Yahoo says its goals, to keep data as long as it needs to and meet its consumers' expectations on trust, have not changed. Apparently the Internet has changed, the company's business has changed, and the competitive landscape has changed. As a result, Yahoo has reevaluated its log file data retention policy and decided to match it to the competitive norm across the industry. Yahoo insists that privacy has always been a core value but this policy switch is making that hard to believe.
The only good part of this news is that Yahoo is telling its users before the change goes into effect. In the next four to six weeks, Yahoo will begin rolling out notifications across its Web properties to give a clear and understandable notice to its consumers of the policy change. 30 days after all the notifications have gone out, the new policy will come into effect, which should be sometime in mid-to-late July.

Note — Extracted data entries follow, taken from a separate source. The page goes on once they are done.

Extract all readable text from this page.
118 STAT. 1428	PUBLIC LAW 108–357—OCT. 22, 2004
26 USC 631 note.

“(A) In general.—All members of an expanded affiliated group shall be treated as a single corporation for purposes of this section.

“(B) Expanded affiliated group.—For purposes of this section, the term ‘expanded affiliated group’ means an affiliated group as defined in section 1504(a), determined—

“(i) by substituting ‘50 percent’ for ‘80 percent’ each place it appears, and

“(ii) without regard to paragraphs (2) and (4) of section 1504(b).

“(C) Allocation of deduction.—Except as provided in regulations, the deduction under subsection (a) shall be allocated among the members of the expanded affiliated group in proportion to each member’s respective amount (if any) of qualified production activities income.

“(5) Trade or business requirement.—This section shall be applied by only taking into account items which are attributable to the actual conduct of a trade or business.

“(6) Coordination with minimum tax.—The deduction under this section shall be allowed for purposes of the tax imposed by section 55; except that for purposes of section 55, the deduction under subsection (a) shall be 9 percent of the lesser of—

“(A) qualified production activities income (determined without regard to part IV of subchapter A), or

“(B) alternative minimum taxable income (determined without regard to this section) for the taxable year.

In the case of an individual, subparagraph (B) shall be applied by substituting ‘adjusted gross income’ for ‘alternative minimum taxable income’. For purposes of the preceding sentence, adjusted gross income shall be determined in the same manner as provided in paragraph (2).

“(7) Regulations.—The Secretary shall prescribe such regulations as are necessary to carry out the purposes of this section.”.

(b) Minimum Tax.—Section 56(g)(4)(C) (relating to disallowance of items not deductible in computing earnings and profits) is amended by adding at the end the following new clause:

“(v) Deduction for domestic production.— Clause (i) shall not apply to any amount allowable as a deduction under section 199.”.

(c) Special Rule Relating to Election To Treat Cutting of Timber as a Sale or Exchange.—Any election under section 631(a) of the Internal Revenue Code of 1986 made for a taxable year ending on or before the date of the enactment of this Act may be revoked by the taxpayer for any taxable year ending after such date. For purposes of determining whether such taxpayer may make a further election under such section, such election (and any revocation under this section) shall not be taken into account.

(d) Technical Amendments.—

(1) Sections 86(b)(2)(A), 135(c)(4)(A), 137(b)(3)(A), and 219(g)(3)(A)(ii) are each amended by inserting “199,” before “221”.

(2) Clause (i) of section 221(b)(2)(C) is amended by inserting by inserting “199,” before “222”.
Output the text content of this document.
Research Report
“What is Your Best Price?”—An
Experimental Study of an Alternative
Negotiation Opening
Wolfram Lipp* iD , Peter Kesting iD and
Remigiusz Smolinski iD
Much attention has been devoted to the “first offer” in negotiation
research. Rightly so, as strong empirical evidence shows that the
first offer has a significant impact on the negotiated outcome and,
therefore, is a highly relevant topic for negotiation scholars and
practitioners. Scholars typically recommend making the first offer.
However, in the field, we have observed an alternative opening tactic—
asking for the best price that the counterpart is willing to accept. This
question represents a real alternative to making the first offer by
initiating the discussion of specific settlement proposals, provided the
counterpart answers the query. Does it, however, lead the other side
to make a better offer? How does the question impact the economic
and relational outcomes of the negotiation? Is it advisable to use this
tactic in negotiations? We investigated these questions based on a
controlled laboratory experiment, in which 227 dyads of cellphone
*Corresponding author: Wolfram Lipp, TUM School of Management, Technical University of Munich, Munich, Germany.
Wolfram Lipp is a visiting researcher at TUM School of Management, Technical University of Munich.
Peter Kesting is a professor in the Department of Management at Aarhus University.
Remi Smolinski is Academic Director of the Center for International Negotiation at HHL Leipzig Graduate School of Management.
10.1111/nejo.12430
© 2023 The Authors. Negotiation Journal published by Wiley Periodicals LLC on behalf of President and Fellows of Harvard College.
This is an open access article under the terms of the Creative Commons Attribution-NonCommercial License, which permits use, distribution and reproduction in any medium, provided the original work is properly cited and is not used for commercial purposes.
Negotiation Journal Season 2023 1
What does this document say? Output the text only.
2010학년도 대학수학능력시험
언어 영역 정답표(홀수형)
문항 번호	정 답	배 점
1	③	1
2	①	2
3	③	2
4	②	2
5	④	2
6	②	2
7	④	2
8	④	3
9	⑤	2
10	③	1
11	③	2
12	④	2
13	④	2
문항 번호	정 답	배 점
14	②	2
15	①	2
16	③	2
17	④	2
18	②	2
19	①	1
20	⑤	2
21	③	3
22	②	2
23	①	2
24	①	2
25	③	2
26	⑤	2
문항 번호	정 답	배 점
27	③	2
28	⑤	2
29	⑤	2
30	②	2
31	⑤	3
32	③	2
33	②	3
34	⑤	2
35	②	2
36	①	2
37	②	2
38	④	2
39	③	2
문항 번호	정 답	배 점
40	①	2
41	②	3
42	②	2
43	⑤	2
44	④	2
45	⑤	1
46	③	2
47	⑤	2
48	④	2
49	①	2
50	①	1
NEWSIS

In December 2008, Yahoo announced it wanted to bolster trust among its users by anonymizing the data it collects about their web searches after just three months. It was still collecting 13 months of data, but only the first three months were tied to IP addresses. That will soon all go out the window as the number is increased to 18 months.
"No policy exists in a vacuum and every company has to continually reevaluate what serves its consumers best over time," a Yahoo spokesperson said in a statement. "Changes like these are never undertaken lightly. We at Yahoo! are incredibly proud of the innovative new products we have launched and have lined up in the coming months for our users around the globe. We have a world-class research team using data to improve consumer experiences. We have a product team dedicated to innovative new products and features like Search Direct and Livestand. And we remain one of the most visited and trusted sites in the world. We want to stay that way by putting our users' data to work for them to make every visit to Yahoo! better than the last."